2. Pre-Start Checks and Job Planning
Use investigation tools in forward-looking ways. During task planning:
Anticipate potential failure points
Discuss previous learnings from similar tasks
Explore how human error or environmental factors could impact success
This proactive lens helps teams work more safely and efficiently.
3. After-Action Reviews (AARs)
Make AARs routine after projects, jobs, or campaigns—whether successful or not. Structure them with investigation questions:
What happened?
What was expected to happen?
Why were there differences?
What can we learn?
This builds investigative capacity across the organisation.

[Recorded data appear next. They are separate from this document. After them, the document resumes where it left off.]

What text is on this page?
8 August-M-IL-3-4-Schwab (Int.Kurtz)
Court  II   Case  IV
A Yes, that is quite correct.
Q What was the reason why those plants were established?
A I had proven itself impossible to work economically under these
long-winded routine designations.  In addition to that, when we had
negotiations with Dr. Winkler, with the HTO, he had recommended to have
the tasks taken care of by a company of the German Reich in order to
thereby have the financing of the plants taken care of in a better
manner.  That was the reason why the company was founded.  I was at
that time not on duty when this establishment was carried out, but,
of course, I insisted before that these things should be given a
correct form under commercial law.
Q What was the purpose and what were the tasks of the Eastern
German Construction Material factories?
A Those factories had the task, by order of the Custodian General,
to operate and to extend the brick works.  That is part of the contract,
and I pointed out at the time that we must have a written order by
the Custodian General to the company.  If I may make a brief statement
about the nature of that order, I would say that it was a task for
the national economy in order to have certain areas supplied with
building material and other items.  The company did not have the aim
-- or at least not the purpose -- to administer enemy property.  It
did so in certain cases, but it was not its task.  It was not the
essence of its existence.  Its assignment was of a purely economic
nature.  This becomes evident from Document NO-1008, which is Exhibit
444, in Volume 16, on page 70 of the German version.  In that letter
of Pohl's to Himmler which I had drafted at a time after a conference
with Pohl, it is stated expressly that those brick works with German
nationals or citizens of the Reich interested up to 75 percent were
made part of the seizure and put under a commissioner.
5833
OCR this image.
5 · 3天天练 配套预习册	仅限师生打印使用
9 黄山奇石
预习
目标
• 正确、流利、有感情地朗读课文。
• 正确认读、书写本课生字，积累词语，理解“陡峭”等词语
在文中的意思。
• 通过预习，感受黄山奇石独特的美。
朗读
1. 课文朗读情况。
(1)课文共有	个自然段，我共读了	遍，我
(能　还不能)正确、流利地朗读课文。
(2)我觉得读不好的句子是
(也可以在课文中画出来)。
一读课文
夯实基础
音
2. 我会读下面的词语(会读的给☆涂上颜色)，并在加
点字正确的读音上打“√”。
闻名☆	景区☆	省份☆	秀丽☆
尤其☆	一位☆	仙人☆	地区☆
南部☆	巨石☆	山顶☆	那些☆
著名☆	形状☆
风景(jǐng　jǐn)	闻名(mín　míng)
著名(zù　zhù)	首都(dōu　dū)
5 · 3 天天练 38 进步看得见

Building Investigation Capability
Embedding investigation thinking isn’t just about adding new activities—it requires capability building at all levels:
1. Train Supervisors and Team Leaders
Equip them with the skills to identify weak signals, conduct informal investigations, and guide their teams in thinking systemically.
Training should cover:
Human error and systems thinking
Asking effective questions
Conducting informal reviews
Sharing learnings constructively
2. Use Real Examples for Practice
Build familiarity with investigation tools using real workplace examples—not just hypothetical ones. Practice analyzing near-misses, ambiguous cases, and even successful recoveries.
3. Make It Visible
Celebrate when investigation thinking leads to improvement. Use dashboards, whiteboards, or digital platforms to share small wins and lessons learned. This keeps the process alive and shows its impact.
The Benefits of an Investigative Culture
Organisations that embed investigation thinking see clear benefits:
Reduced incident frequency and severity
Greater employee engagement in safety and improvement
Better decision-making across all levels
Increased resilience through early identification of system weaknesses
Faster learning cycles from both success and failure
Most importantly, it supports a culture where learning and accountability go hand-in-hand—without blame.
Conclusion
Investigation thinking belongs in every workplace—not as a reaction to catastrophe, but as a proactive daily discipline. By making investigation principles part of the everyday routine, organisations foster a culture of curiosity, learning, and continuous improvement.
Whether you're on a factory floor, in a control room, or at a project site, every task is an opportunity to ask, “How could this go wrong?” and “What keeps it going right?”
When investigation thinking becomes habitual, safety becomes resilient—not just in procedures, but in the people who carry them out.